Выбрать главу

Все свадебное застолье Анна не отнимала свою руку у Сашка, который был счастлив до одури, сжимал ее пальцы нежно и страстно, все пытался прижаться плечом, и подвигал молодой жене кусочки полакомее. А утром, когда Анна, тихонько, стараясь не будить мужа, встала, и стоя у окна, затягивала косу в узел, она почувствовала его взгляд. Сашок лежал, высоко опершись на подушку и блестящими глазами смотрел на жену

– Что, Саша?

– Я буду любить тебя вечно. До смерти. Даже умирая, я буду думать только о тебе.

Анна подошла, погладила мужа по чуть шершавой щеке и почувствовала странное, непривычное, ласковое тепло в сердце.

Глава 20. Институт

– Вот взял её, теперь вся улица на меня пальцами кажет. Ни девку, ни бабу, срамотину. И с цыганом путалась и с трактористом этим. Мало девок тебе на селе, дурень. А теперь вон – учиться собралась. Ей дите бы родить, да за домом ходить, а она – учиииииться. Засранка.

Анна устало поставила ведра на лавку в сенях, поставила в угол коромысло, села и начала стягивать боты, стараясь делать это помедленнее, лишь не идти в комнату. История повторялась уже не один раз, Евдокия, свекровь – молодящаяся, худая, как жердь, злая баба невзлюбила ее сразу. Причем, она со снохой почти не общалась, глянет вскользь, как лягнет, и идет дальше, а все поручения передавала через сына. Выпятит синеватую нижнюю губу, цвиркнет через нее, как пьяный мужик и процедит – «Скажи своей…». Анна молчала, не связывалась, делала все, что та скажет, но на душе у нее с каждым днем становилось все гаже, все тоскливее.
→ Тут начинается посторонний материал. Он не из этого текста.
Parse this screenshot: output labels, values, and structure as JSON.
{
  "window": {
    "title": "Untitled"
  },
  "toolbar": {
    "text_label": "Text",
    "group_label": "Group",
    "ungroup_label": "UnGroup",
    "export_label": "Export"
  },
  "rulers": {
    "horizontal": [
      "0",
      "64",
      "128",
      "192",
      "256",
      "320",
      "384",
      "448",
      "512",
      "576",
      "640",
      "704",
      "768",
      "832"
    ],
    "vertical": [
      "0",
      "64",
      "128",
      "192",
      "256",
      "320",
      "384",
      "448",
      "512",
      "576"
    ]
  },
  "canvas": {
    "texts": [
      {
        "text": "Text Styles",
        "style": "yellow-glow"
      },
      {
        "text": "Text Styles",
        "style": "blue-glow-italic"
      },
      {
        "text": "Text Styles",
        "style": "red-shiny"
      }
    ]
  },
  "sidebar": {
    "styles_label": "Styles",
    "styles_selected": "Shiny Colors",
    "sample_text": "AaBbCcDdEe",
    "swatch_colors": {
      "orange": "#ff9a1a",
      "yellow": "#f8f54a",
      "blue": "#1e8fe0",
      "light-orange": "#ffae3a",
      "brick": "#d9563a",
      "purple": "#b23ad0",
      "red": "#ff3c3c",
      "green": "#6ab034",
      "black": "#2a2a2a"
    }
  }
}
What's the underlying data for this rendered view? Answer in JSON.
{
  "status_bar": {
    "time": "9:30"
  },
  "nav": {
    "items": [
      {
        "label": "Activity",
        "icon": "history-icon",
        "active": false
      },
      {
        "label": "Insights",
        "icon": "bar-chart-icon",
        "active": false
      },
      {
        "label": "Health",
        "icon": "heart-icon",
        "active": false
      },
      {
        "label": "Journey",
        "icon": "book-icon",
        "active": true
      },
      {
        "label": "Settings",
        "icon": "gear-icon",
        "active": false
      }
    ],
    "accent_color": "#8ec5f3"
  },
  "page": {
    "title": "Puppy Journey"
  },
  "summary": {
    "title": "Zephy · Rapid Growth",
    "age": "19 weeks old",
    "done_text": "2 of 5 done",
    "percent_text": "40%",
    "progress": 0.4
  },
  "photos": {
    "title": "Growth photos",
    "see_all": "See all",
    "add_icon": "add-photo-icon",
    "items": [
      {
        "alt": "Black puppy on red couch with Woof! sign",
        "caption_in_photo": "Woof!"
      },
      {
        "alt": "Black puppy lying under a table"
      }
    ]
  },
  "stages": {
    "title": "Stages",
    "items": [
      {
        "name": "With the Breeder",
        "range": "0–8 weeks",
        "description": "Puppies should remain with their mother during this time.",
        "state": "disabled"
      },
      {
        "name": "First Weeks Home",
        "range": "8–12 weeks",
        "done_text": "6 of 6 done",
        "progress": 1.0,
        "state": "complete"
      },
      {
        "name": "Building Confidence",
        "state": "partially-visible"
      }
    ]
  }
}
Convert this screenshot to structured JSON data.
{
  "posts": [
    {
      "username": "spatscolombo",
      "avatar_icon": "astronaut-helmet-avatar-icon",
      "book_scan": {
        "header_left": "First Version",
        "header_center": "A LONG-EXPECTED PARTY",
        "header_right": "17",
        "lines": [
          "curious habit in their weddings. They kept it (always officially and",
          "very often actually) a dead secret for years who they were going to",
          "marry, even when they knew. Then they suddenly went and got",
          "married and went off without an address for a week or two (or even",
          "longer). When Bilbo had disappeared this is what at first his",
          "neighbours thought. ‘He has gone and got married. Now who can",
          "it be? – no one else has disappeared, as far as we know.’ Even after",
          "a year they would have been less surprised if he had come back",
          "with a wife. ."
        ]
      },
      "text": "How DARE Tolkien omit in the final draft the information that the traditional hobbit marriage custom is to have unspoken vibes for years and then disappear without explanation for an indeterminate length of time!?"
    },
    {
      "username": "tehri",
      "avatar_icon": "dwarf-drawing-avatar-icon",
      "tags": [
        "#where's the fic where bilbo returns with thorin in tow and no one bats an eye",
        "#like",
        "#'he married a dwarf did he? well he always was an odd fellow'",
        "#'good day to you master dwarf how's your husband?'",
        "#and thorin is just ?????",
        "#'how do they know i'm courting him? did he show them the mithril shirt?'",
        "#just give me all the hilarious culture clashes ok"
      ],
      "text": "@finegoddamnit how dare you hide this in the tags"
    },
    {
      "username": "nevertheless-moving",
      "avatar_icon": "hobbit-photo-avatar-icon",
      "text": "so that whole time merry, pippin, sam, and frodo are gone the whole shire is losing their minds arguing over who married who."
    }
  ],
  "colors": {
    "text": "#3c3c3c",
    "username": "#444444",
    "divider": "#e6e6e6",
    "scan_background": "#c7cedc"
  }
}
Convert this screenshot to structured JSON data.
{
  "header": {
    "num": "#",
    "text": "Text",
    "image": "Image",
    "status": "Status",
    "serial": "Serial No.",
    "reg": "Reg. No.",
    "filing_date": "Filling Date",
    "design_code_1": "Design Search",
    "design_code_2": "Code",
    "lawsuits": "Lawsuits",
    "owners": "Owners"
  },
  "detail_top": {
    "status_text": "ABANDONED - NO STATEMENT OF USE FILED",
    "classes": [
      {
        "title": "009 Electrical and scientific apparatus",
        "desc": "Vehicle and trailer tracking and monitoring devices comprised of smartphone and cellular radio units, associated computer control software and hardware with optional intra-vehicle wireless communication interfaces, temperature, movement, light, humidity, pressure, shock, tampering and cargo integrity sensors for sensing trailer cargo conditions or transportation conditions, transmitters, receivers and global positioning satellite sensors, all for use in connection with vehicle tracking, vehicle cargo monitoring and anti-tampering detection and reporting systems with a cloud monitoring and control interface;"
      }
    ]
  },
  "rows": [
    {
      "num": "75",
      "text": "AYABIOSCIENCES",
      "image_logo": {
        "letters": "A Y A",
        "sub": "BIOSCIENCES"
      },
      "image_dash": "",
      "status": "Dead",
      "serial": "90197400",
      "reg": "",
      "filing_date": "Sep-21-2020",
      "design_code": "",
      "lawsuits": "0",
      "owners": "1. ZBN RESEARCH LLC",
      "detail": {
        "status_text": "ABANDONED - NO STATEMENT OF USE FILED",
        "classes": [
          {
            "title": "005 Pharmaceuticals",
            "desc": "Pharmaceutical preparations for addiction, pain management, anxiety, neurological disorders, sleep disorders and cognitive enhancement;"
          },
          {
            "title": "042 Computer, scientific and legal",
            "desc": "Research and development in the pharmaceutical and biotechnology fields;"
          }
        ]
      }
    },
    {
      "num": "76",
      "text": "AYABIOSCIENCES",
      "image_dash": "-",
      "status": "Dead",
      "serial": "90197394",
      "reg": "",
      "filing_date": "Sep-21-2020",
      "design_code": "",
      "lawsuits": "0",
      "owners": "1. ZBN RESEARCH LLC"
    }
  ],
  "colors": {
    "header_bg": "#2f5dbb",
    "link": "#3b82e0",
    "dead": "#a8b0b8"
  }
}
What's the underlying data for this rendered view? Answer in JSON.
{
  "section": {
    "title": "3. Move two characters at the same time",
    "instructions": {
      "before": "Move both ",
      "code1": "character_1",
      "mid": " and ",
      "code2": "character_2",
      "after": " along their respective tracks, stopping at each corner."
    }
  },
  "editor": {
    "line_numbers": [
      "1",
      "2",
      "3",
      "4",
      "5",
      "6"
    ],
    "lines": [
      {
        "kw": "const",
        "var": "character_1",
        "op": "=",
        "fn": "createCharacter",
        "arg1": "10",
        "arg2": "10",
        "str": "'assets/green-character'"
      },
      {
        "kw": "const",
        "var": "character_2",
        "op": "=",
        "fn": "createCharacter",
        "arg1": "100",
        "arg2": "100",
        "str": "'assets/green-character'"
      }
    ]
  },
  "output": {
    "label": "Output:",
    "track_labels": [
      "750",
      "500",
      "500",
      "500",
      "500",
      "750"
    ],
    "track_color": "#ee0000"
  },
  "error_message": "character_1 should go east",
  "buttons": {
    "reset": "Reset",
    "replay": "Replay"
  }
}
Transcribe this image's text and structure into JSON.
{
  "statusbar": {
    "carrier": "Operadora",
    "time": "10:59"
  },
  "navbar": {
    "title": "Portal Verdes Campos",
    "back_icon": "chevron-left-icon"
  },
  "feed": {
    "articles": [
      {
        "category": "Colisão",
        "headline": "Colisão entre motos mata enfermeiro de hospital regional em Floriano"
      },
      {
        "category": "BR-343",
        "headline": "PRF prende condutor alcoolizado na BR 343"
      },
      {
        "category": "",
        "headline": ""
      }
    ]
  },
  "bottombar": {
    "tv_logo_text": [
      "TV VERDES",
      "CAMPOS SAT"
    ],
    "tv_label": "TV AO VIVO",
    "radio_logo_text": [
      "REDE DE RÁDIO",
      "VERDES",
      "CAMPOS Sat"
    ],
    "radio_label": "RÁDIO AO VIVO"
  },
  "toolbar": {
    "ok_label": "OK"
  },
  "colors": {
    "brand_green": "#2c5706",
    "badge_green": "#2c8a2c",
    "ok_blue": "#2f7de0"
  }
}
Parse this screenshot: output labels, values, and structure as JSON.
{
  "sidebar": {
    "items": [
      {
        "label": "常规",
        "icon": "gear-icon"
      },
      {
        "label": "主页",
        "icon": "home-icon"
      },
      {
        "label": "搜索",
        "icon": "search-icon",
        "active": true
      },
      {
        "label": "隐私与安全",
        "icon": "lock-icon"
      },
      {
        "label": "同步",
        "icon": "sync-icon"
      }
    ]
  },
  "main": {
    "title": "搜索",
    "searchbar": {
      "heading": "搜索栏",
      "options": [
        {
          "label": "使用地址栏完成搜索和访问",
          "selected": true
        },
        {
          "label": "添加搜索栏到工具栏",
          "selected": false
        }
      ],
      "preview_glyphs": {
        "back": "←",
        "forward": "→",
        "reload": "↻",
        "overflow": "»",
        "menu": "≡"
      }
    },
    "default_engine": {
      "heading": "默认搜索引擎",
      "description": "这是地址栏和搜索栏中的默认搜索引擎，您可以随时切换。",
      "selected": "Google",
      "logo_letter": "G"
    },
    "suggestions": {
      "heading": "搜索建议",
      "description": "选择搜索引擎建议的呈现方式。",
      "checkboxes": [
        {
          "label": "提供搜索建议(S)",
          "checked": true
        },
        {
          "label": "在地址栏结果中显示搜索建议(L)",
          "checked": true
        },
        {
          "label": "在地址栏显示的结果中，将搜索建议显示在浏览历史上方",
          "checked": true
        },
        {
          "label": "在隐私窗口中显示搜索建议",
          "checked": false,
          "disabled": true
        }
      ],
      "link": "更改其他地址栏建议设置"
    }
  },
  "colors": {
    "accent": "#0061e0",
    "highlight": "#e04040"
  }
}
Отца у Сашка не было, и Евдокия совершенно разнузданно себя вела – приводила мужиков, сама пропадала на неделю, залихватски пила самогонку, которую сама мастерски и гнала. Но в дому у нее порядок был идеальный. Кирпичом начищенные полы и лавки, белоснежные, накрахмаленные скатерти, сверкающие половники, сияющие старенькие зеркала. Анна пыталась угнаться за свекровью, с утра впрягаясь в работу и к ночи падая от усталости, но куда там. Евдокия пахала, как ломовая лошадь, она не знала усталости, никогда не отдыхала, если не считать короткого ночного сна, не верила ни в Бога, ни в черта и всех ненавидела. И особенно – сноху.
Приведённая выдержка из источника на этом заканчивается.